A growing body of randomized clinical trial and real-world evidence suggests that metformin, a widely prescribed biguanide for type 2 diabetes mellitus, may reduce the risk of developing post-acute sequelae of SARS-CoV-2 infection (PASC), commonly referred to as long COVID, when administered early during acute COVID-19.
In an editorial commentary published in Clinical Infectious Diseases, investigators argue that metformin should be considered as an early outpatient intervention in adults with SARS-CoV-2 infection to mitigate long-term morbidity. The commentary synthesizes data from large randomized trials and observational cohorts demonstrating both the safety and potential efficacy of metformin in reducing the incidence of persistent symptoms following COVID-19.
PASC is characterized by prolonged, heterogeneous symptoms, including fatigue, cognitive dysfunction (often described as “brain fog”), dyspnea, and exercise intolerance, that persist for months after acute infection. Despite its clinical burden, no widely accepted preventive pharmacotherapy currently exists.
Although primarily indicated for glycemic control, metformin has well-described pleiotropic effects on cellular metabolism, immune modulation, and inflammation. Biguanides were historically investigated for antimicrobial and antiviral properties, and laboratory studies dating back to the early 2000s demonstrated that metformin can influence host-cell pathways involved in viral replication. Early in the COVID-19 pandemic, in silico modeling, in vitro studies, and observational data suggested potential activity against SARS-CoV-2.
The pivotal COVID-OUT trial, initiated in July 2021, evaluated early outpatient treatment strategies for COVID-19. Because formal definitions of long COVID were still evolving, the primary long-term outcome was clinician-diagnosed PASC, verified through medical records. Over a 10-month follow-up period, metformin was associated with a 41 percent relative reduction in the risk of developing long COVID compared with placebo. Among participants who initiated therapy within three days of symptom onset, the risk reduction reached 63 percent, highlighting the importance of early administration.
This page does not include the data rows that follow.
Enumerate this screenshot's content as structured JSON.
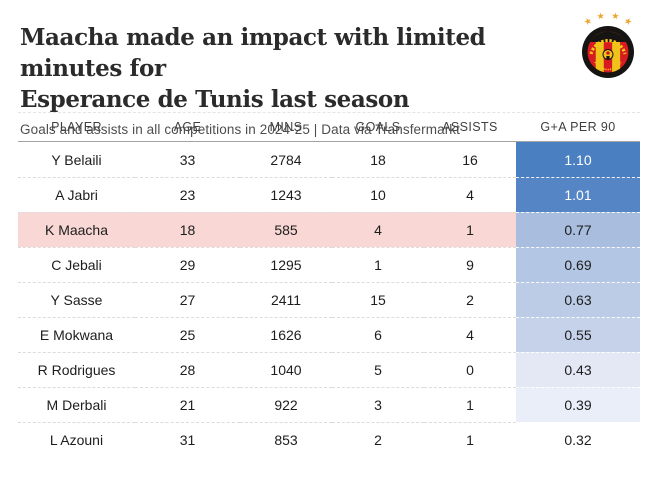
{
  "header": {
    "title_line1": "Maacha made an impact with limited minutes for",
    "title_line2": "Esperance de Tunis last season",
    "subtitle": "Goals and assists in all competitions in 2024-25 | Data via Transfermarkt",
    "logo": "esperance-de-tunis-crest"
  },
  "accent_colors": {
    "highlight_pink": "#f8d7d5",
    "header_rule_gray": "#a3a3a3",
    "crest_black": "#161412",
    "crest_red": "#d91a21",
    "crest_yellow": "#f2c21c",
    "crest_star_gold": "#eca52f"
  },
  "chart_data": {
    "type": "table",
    "title": "Maacha made an impact with limited minutes for Esperance de Tunis last season",
    "subtitle": "Goals and assists in all competitions in 2024-25 | Data via Transfermarkt",
    "columns": [
      "PLAYER",
      "AGE",
      "MINS",
      "GOALS",
      "ASSISTS",
      "G+A PER 90"
    ],
    "column_keys": [
      "player",
      "age",
      "mins",
      "goals",
      "assists",
      "ga_per_90"
    ],
    "highlight_row_color": "#f8d7d5",
    "scale": {
      "metric": "G+A PER 90",
      "min": 0.32,
      "max": 1.1,
      "low_color": "#ffffff",
      "high_color": "#4a7fc1"
    },
    "rows": [
      {
        "player": "Y Belaili",
        "age": 33,
        "mins": 2784,
        "goals": 18,
        "assists": 16,
        "ga_per_90": "1.10",
        "ga_bg": "#4a7fc1",
        "ga_text": "#ffffff",
        "highlight": false
      },
      {
        "player": "A Jabri",
        "age": 23,
        "mins": 1243,
        "goals": 10,
        "assists": 4,
        "ga_per_90": "1.01",
        "ga_bg": "#5585c5",
        "ga_text": "#ffffff",
        "highlight": false
      },
      {
        "player": "K Maacha",
        "age": 18,
        "mins": 585,
        "goals": 4,
        "assists": 1,
        "ga_per_90": "0.77",
        "ga_bg": "#a9bede",
        "ga_text": "#1d1d1d",
        "highlight": true
      },
      {
        "player": "C Jebali",
        "age": 29,
        "mins": 1295,
        "goals": 1,
        "assists": 9,
        "ga_per_90": "0.69",
        "ga_bg": "#b3c6e3",
        "ga_text": "#1d1d1d",
        "highlight": false
      },
      {
        "player": "Y Sasse",
        "age": 27,
        "mins": 2411,
        "goals": 15,
        "assists": 2,
        "ga_per_90": "0.63",
        "ga_bg": "#bccce6",
        "ga_text": "#1d1d1d",
        "highlight": false
      },
      {
        "player": "E Mokwana",
        "age": 25,
        "mins": 1626,
        "goals": 6,
        "assists": 4,
        "ga_per_90": "0.55",
        "ga_bg": "#c6d2ea",
        "ga_text": "#1d1d1d",
        "highlight": false
      },
      {
        "player": "R Rodrigues",
        "age": 28,
        "mins": 1040,
        "goals": 5,
        "assists": 0,
        "ga_per_90": "0.43",
        "ga_bg": "#e3e8f4",
        "ga_text": "#1d1d1d",
        "highlight": false
      },
      {
        "player": "M Derbali",
        "age": 21,
        "mins": 922,
        "goals": 3,
        "assists": 1,
        "ga_per_90": "0.39",
        "ga_bg": "#eaeef8",
        "ga_text": "#1d1d1d",
        "highlight": false
      },
      {
        "player": "L Azouni",
        "age": 31,
        "mins": 853,
        "goals": 2,
        "assists": 1,
        "ga_per_90": "0.32",
        "ga_bg": "#ffffff",
        "ga_text": "#1d1d1d",
        "highlight": false
      }
    ]
  }
}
Mechanistic support comes from smaller randomized studies demonstrating substantial reductions in SARS-CoV-2 viral load with metformin treatment. One trial reported more than a 93 percent reduction in viral load compared with 78 percent in the placebo group, with faster viral clearance observed in the metformin arm. These findings are consistent with viral kinetics seen in COVID-OUT.
These results were further explored in the ACTIV-6 trial, which included a broader population across BMI categories and allowed prior SARS-CoV-2 infection. Using a similar dosing regimen, ACTIV-6 found no significant safety concerns and estimated approximately a 50 percent lower risk of clinician-diagnosed PASC, although with wider confidence intervals due to statistical uncertainty.
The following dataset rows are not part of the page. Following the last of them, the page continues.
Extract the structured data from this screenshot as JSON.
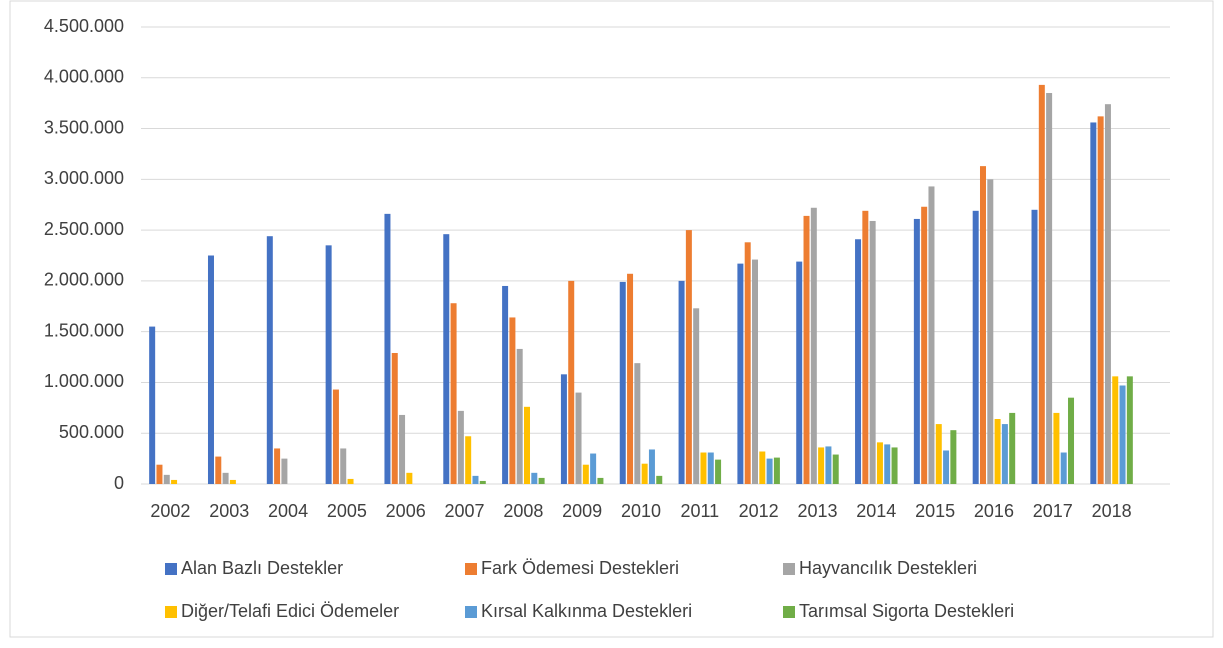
{
  "chart_data": {
    "type": "bar",
    "categories": [
      "2002",
      "2003",
      "2004",
      "2005",
      "2006",
      "2007",
      "2008",
      "2009",
      "2010",
      "2011",
      "2012",
      "2013",
      "2014",
      "2015",
      "2016",
      "2017",
      "2018"
    ],
    "series": [
      {
        "name": "Alan Bazlı Destekler",
        "color": "#4472c4",
        "values": [
          1550000,
          2250000,
          2440000,
          2350000,
          2660000,
          2460000,
          1950000,
          1080000,
          1990000,
          2000000,
          2170000,
          2190000,
          2410000,
          2610000,
          2690000,
          2700000,
          3560000
        ]
      },
      {
        "name": "Fark Ödemesi Destekleri",
        "color": "#ed7d31",
        "values": [
          190000,
          270000,
          350000,
          930000,
          1290000,
          1780000,
          1640000,
          2000000,
          2070000,
          2500000,
          2380000,
          2640000,
          2690000,
          2730000,
          3130000,
          3930000,
          3620000
        ]
      },
      {
        "name": "Hayvancılık Destekleri",
        "color": "#a5a5a5",
        "values": [
          90000,
          110000,
          250000,
          350000,
          680000,
          720000,
          1330000,
          900000,
          1190000,
          1730000,
          2210000,
          2720000,
          2590000,
          2930000,
          3000000,
          3850000,
          3740000
        ]
      },
      {
        "name": "Diğer/Telafi Edici Ödemeler",
        "color": "#ffc000",
        "values": [
          40000,
          40000,
          0,
          50000,
          110000,
          470000,
          760000,
          190000,
          200000,
          310000,
          320000,
          360000,
          410000,
          590000,
          640000,
          700000,
          1060000
        ]
      },
      {
        "name": "Kırsal Kalkınma Destekleri",
        "color": "#5b9bd5",
        "values": [
          0,
          0,
          0,
          0,
          0,
          80000,
          110000,
          300000,
          340000,
          310000,
          250000,
          370000,
          390000,
          330000,
          590000,
          310000,
          970000
        ]
      },
      {
        "name": "Tarımsal Sigorta Destekleri",
        "color": "#70ad47",
        "values": [
          0,
          0,
          0,
          0,
          0,
          30000,
          60000,
          60000,
          80000,
          240000,
          260000,
          290000,
          360000,
          530000,
          700000,
          850000,
          1060000
        ]
      }
    ],
    "ylim": [
      0,
      4500000
    ],
    "yticks": [
      0,
      {
        "value": 500000,
        "label": "500.000"
      },
      {
        "value": 1000000,
        "label": "1.000.000"
      },
      {
        "value": 1500000,
        "label": "1.500.000"
      },
      {
        "value": 2000000,
        "label": "2.000.000"
      },
      {
        "value": 2500000,
        "label": "2.500.000"
      },
      {
        "value": 3000000,
        "label": "3.000.000"
      },
      {
        "value": 3500000,
        "label": "3.500.000"
      },
      {
        "value": 4000000,
        "label": "4.000.000"
      },
      {
        "value": 4500000,
        "label": "4.500.000"
      }
    ],
    "grid": true
  }
}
Although long COVID was a secondary outcome in both trials, the consistency across randomized designs, populations, and real-world analyses strengthens the biological and clinical plausibility of benefit. Given metformin’s long-established safety profile, low cost, global availability, and compatibility with other COVID-19 therapies, early use during acute SARS-CoV-2 infection may represent a practical strategy to reduce the burden of long COVID on individuals and health systems.
Reference
- Bramante CT, Boulware DR. Preventing Long COVID With Metformin. Clin Infect Dis. 2026 Jan29;ciaf700.